I used mediawriter to create a bootable flash drive. When I try to install Fedora, it finds no harddrives.
I read I am supposed to change SATA mode to AHCI. In BIOS SATA mode isn’t editable. Am I out of luck?
I used mediawriter to create a bootable flash drive. When I try to install Fedora, it finds no harddrives.
I read I am supposed to change SATA mode to AHCI. In BIOS SATA mode isn’t editable. Am I out of luck?
What motherboard and BIOS are you running? I’m genuinely surprised that there’s no way to change from IDE or RAID to AHCI .
Is this machine pretty old (like 20+ years old!)
Someone on Reddit had a similar problem and got it working with F38 install.
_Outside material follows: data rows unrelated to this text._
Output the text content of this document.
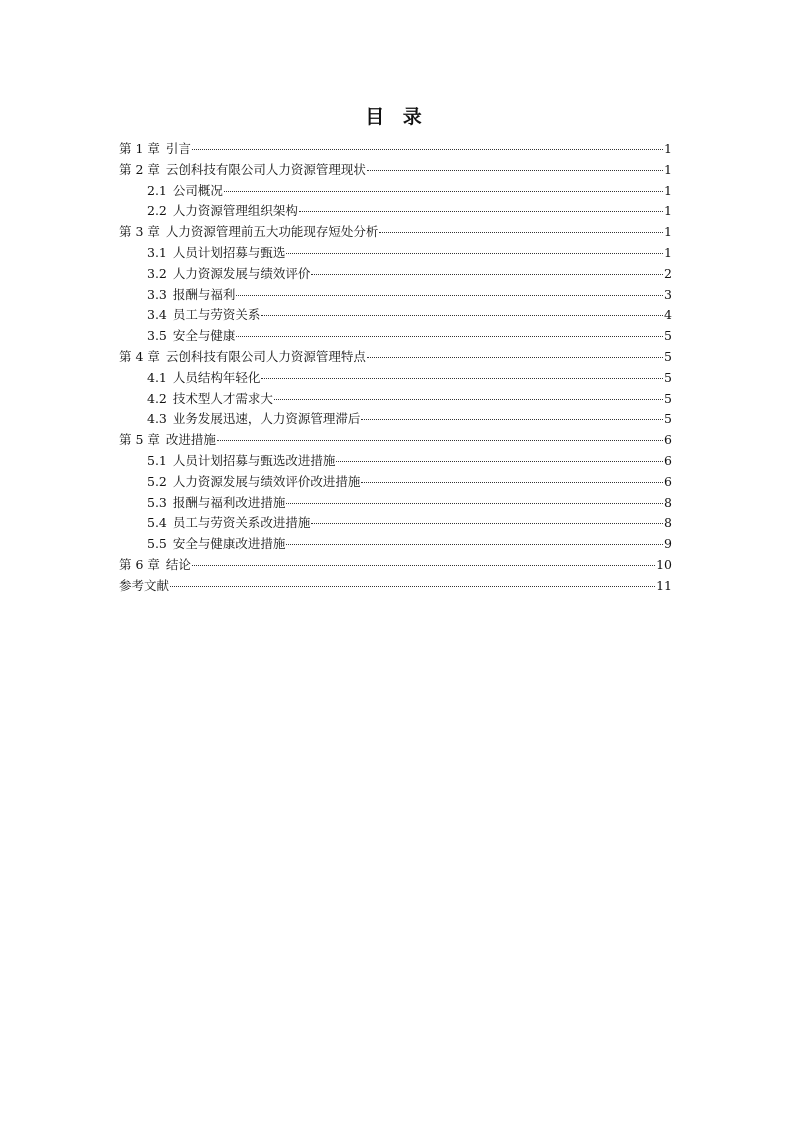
目 录
第 1 章 引言	1
第 2 章 云创科技有限公司人力资源管理现状	1
2.1 公司概况	1
2.2 人力资源管理组织架构	1
第 3 章 人力资源管理前五大功能现存短处分析	1
3.1 人员计划招募与甄选	1
3.2 人力资源发展与绩效评价	2
3.3 报酬与福利	3
3.4 员工与劳资关系	4
3.5 安全与健康	5
第 4 章 云创科技有限公司人力资源管理特点	5
4.1 人员结构年轻化	5
4.2 技术型人才需求大	5
4.3 业务发展迅速，人力资源管理滞后	5
第 5 章 改进措施	6
5.1 人员计划招募与甄选改进措施	6
5.2 人力资源发展与绩效评价改进措施	6
5.3 报酬与福利改进措施	8
5.4 员工与劳资关系改进措施	8
5.5 安全与健康改进措施	9
第 6 章 结论	10
参考文献	11
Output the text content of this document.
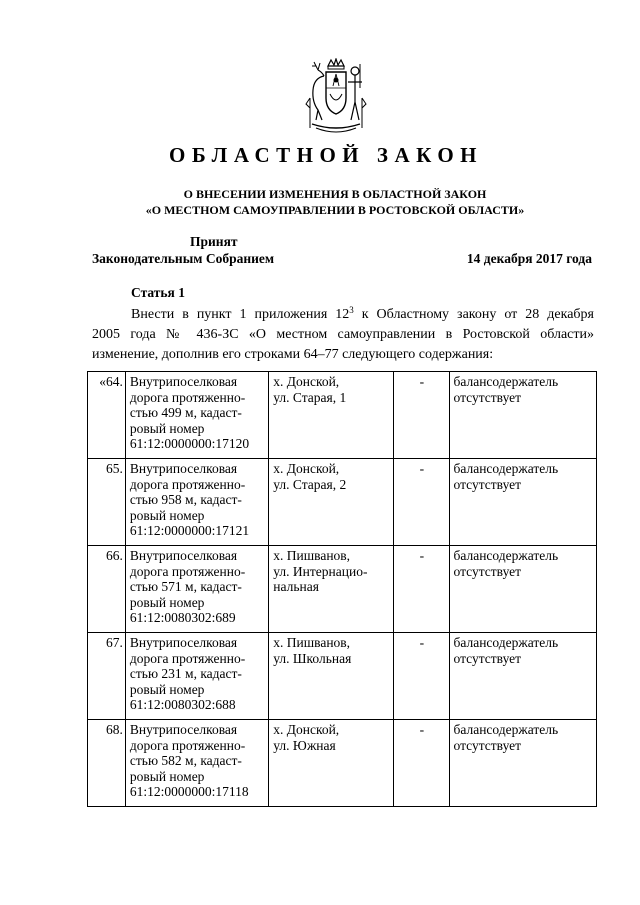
ОБЛАСТНОЙ ЗАКОН
О ВНЕСЕНИИ ИЗМЕНЕНИЯ В ОБЛАСТНОЙ ЗАКОН
«О МЕСТНОМ САМОУПРАВЛЕНИИ В РОСТОВСКОЙ ОБЛАСТИ»
Принят
Законодательным Собранием	14 декабря 2017 года
Статья 1
Внести в пункт 1 приложения $12^3$ к Областному закону от 28 декабря
2005 года № 436-ЗС «О местном самоуправлении в Ростовской области»
изменение, дополнив его строками 64–77 следующего содержания:
«64.	Внутрипоселковая
дорога протяженно-
стью 499 м, кадаст-
ровый номер
61:12:0000000:17120	х. Донской,
ул. Старая, 1	-	балансодержатель
отсутствует

65.	Внутрипоселковая
дорога протяженно-
стью 958 м, кадаст-
ровый номер
61:12:0000000:17121	х. Донской,
ул. Старая, 2	-	балансодержатель
отсутствует

66.	Внутрипоселковая
дорога протяженно-
стью 571 м, кадаст-
ровый номер
61:12:0080302:689	х. Пишванов,
ул. Интернацио-
нальная	-	балансодержатель
отсутствует

67.	Внутрипоселковая
дорога протяженно-
стью 231 м, кадаст-
ровый номер
61:12:0080302:688	х. Пишванов,
ул. Школьная	-	балансодержатель
отсутствует

68.	Внутрипоселковая
дорога протяженно-
стью 582 м, кадаст-
ровый номер
61:12:0000000:17118	х. Донской,
ул. Южная	-	балансодержатель
отсутствует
You can find old installs via Index of /pub/Mirrors/archive.fedoraproject.org/fedora/linux/releases/38
If you don’t want to do that (coz you have to upgrafe twice after) please post much more info about your setup.
It is a laptop that I bought new last month. An Acer swift 3. The cheapest I could find. So, it is not easy for me to share info about the motherboard.
Thanks! I’ll try that.
What information is in bios about the drive. Most of the newer laptops may have the device in RAID mode, and there are some devices where fedora is unable to see the drive when using the built in raid controller. This is why it is suggested in those situations to switch the SATA config from RAID to AHCI in bios.
In BIOS the hard drive is only described in the information tab which is not editable. It says “Optane without RAID”.
Is there a ‘device’ tab, a ‘storage’ tab or similar.?
Are there prompts at the bottom for additional screens?
On my laptop I first get the information screen but at the bottom are some prompts.
F7 then gives me the advanced mode and in that mode the ‘advanced’ tab allows setting the SATA config.
None of that. It’s the cheapest laptop I could find. I’m hoping starting with release 38 will save me.
Release fedora 38 will not help you much to install on new hardware like you describe. Download at lease fedora 42 or fedora beta 43 from web page www.getfedora.org and put it on usb-stick .Try it this way
Are you on Windows 11? If you can pull up ‘system information’ it should show you all the basic specs of laptop. Most new systems use AHCI as default. IDE is deprecated…was for spinning drives before NVME technology, RAID mode is only used (typically) if there are multiple drives in the laptop. That is very uncommon for consumer grade hardware.
Check and see if Bitlocker is turned on, that is usually on by default for new laptops. If it is, you may need to turn it off before trying to install Fedora.
Cheapest laptop does not necessarily mean extremely limited bios. Most newer bios in the various systems at least provide similar user config functions even with different hardware.
If you are unable to find the configs mentioned then one idea might be to return it and check for better bios support before buying.
Is there any mention on any of the pages within the BIOS of “Intel Rapid Storage Technology” or “Intel RST”?
You could always try updating the whatever the latest BIOS is for this particular SKU just in case it’s an older piece of kit which has been lying on a shelf for 3 years before being sold to you.
Is there anything in the “Main” tab? Does hitting Ctrl-S in that tab help?
(Based on this Acer forum thread, which admittedly is a bit old and may not apply to your BIOS.)
I had forgotten about the naming. The RST seems to be another name for the raid controller, so if that is there then disabling that within bios might assist with the drive config.